記者死亡は「殺人」……サウジ外相が認める 皇太子の指示は否定

画像提供, AFP/Getty
サウジアラビアのアベル・アル・ジュベイル外相は21日、米フォックス・ニュースでカショジ記者が殺害されたと認めた
サウジアラビア政府高官は21日、ジャマル・カショジ記者が在イスタンブール総領事館内で殺害されたことを認め、「勝手な(殺害)計画」を非難した。
米フォックス・ニュースのインタビューに応じたサウジのアデル・アル・ジュベイル外相は、計画は「大きな過ち」だったと認めた一方、国政に影響力のあるムハンマド皇太子の指示ではないと述べた。
サウジアラビアは、今月2日に総領事館を訪れたカショジ記者が行方不明になった事件について、説明責任を追及されていた。当初は記者が生きて総領事館を出たと発表していた。
<関連記事>
トルコ当局は、サウジ政府が派遣した殺人部隊が記者を総領事館内で殺害したと主張している。
サウジアラビアは当初、カショジ記者は無傷で総領事館を出たと説明していたが、19日に初めて、記者が殴り合いの末に死亡したと説明した。
しかし、この説明にも疑問の声が多くあがった。
サウジアラビアの現時点の主張
アル・ジュベイル外相はインタビューの中で、事件を殺人と表現した。
「我々は必ず、すべての事実を明らかする。この殺人の責任を負う者を罰するつもりだ」
「実行者たちは、自分の権限の範囲を超えてこれを行った。ひどいミスがあったのは明らかだが、隠蔽しようとしたせいでさらにひどいことになってしまった」
サウジ政府を批判すると次々と消える 王子でさえも
外相はまた、サウジ当局は遺体がどこにあるか知らないとした上で、サウジで最も影響力が強いとされるムハンマド・ビン・サルマン皇太子が殺害を命令したわけではないと強調した。
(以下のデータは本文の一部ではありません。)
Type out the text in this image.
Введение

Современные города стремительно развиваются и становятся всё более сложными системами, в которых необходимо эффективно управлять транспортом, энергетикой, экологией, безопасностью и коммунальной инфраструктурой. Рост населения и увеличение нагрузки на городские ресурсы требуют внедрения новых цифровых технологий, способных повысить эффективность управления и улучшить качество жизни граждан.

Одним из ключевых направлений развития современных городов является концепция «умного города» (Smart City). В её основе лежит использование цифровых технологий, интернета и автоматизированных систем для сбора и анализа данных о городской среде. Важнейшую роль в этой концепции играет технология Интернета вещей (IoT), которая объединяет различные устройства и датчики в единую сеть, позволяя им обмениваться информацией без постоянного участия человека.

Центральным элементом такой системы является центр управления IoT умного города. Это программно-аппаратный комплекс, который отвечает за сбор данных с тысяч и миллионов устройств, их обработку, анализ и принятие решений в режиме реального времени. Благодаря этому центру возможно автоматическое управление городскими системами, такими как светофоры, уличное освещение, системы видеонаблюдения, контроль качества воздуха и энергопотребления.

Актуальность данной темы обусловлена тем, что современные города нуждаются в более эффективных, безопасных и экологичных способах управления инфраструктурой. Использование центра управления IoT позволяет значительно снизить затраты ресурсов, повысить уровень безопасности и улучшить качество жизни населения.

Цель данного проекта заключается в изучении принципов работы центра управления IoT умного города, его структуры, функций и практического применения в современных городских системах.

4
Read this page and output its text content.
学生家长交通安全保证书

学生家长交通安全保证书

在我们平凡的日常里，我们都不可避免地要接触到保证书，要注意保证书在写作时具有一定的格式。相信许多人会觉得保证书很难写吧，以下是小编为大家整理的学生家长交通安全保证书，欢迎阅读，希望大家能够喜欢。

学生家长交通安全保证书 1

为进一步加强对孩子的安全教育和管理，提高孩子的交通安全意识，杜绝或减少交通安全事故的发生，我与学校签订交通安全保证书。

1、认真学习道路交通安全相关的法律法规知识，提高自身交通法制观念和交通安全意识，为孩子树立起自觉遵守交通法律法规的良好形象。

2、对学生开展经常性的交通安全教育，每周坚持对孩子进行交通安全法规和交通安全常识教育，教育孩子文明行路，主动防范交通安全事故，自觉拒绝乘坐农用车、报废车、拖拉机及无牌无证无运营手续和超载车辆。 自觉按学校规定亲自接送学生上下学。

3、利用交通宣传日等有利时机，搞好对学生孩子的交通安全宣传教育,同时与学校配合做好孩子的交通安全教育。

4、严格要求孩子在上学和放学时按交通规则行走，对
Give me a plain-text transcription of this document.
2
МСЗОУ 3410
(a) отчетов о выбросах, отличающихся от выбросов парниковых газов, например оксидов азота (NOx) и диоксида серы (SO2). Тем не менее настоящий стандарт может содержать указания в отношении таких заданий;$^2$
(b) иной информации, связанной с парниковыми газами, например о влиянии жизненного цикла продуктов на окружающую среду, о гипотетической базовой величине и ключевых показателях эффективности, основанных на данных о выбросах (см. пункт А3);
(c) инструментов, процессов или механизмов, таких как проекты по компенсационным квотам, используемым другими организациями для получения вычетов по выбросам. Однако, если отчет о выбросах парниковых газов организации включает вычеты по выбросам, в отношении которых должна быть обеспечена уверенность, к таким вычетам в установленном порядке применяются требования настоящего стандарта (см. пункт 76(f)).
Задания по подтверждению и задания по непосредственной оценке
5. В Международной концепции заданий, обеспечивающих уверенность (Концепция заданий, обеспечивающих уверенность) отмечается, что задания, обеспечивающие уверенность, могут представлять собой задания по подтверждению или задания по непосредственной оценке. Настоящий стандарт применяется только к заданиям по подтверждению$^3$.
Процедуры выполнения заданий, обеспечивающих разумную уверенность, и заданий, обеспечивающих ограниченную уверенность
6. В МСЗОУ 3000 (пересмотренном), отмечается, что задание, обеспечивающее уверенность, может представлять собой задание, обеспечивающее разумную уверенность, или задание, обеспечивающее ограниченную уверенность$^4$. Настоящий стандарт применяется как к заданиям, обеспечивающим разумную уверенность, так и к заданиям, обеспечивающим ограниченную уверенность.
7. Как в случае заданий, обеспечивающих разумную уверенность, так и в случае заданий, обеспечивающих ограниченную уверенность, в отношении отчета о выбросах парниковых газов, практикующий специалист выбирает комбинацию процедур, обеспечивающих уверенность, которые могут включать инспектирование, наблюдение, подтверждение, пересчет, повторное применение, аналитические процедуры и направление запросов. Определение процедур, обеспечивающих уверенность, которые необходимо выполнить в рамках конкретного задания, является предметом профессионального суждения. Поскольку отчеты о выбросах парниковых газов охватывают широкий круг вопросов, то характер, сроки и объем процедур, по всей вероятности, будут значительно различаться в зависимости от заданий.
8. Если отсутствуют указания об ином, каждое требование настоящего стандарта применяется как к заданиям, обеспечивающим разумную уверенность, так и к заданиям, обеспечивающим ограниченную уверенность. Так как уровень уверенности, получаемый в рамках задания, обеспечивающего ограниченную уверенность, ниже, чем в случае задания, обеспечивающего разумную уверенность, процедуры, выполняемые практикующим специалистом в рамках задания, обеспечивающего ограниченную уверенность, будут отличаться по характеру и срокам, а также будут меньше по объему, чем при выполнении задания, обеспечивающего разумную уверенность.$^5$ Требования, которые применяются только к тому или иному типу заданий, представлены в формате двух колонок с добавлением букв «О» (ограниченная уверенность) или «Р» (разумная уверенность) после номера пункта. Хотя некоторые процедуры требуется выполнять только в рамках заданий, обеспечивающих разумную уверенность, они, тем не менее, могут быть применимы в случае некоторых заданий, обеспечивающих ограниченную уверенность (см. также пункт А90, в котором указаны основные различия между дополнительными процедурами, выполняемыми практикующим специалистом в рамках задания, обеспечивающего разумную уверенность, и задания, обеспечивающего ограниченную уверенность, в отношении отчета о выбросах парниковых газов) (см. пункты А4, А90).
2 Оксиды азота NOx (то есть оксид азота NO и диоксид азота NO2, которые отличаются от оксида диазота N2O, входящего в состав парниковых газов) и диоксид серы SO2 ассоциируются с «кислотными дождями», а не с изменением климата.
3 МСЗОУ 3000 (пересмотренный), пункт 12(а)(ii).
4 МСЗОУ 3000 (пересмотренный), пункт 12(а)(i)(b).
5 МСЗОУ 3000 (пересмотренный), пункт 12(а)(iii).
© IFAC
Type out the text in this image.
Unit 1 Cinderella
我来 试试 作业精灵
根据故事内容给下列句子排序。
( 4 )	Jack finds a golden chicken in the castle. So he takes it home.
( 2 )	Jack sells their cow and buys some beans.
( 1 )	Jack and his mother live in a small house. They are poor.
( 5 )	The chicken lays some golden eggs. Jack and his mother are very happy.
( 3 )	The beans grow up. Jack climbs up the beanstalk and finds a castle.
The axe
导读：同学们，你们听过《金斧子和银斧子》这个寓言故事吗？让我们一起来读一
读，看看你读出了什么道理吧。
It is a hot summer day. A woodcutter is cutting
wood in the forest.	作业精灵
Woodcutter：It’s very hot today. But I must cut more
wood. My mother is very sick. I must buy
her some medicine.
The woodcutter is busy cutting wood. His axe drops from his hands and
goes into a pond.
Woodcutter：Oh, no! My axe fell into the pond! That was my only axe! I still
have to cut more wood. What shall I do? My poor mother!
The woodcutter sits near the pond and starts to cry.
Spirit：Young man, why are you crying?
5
アル・ジュベイル外相は犯行を「勝手な計画」と呼び、「情報当局の高官ですらこの計画を知らなかった」と述べた。
サウジアラビアはこの事件を受けて上級顧問2人を解任し、18人を逮捕したと発表した。また、ムハンマド皇太子の指揮下で情報機関の改革に当たる作業部会を設置した。
国際社会の反応は?
ドナルド・トランプ米大統領はこれまで、サウジの説明は信頼できると言っていたが、20日付の米紙ワシントン・ポストに掲載されたインタビューでは、サウジ側の説明に「ごまかし」や「うそ」があると述べた。
また、ムハンマド皇太子が関わっていないと「ぜひとも思いたい」と話した。サウジ制裁については可能性を示唆したものの、武器取引停止は「向こうより我々に打撃を与える」だろうと述べた。
英国とフランス、ドイツは共同声明を発表し、カショジ記者の死に衝撃を受けており、十全な説明を求めると表明した。
「この殺人はいっさい正当化できない。我々は最大級の表現で非難する」
一方、中東地域におけるサウジアラビアの友好国は、同国を支持すると表明した。
クウェートは事件に対するサルマン国王の対応を称賛。エジプトやバーレーン、アラブ首長国連邦(UAE)なども同様の声明を発表した。
21日にはトルコのレジェップ・タイイップ・エルドアン大統領が、23日に同国議会でこの件に関する「赤裸々な真実」を明らかにすると述べている。
今後の調査は?
トルコは今のところ、記者殺害でサウジアラビア政府を公式に追及するに至っていないが、捜査当局はカショジ記者が総領事館内でサウジ当局の職員に殺害されたことを示す音声と映像の証拠を入手しているという。
警察は、遺体が運ばれた可能性のあるイスタンブール近郊のベルグラードの森を捜索している。遺体がどうなったか「近いうちに」判明すると期待していると、当局の1人は話した。
画像提供, AFP
警察はイスタンブール近郊のベルグラードの森を捜索している
トルコ警察は、総領事館ならびに総領事公邸も家宅捜索した。
ロイター通信は21日、サウジ当局関係者の話として、サウジアラビアへの強制送還に抵抗した記者が、もみ合いとなった拍子に首を絞められて死亡したと報じた。遺体はじゅうたんに巻かれ、地元の「協力者」の手で処理されたという。
その後、実行部隊の一人がカショジ氏の服を着て変装し、総領事館を出たと伝えられている。
またこの職員は、サウジ側の説明が二転三転したのは「内部で偽の情報が出回っていたから」と話した。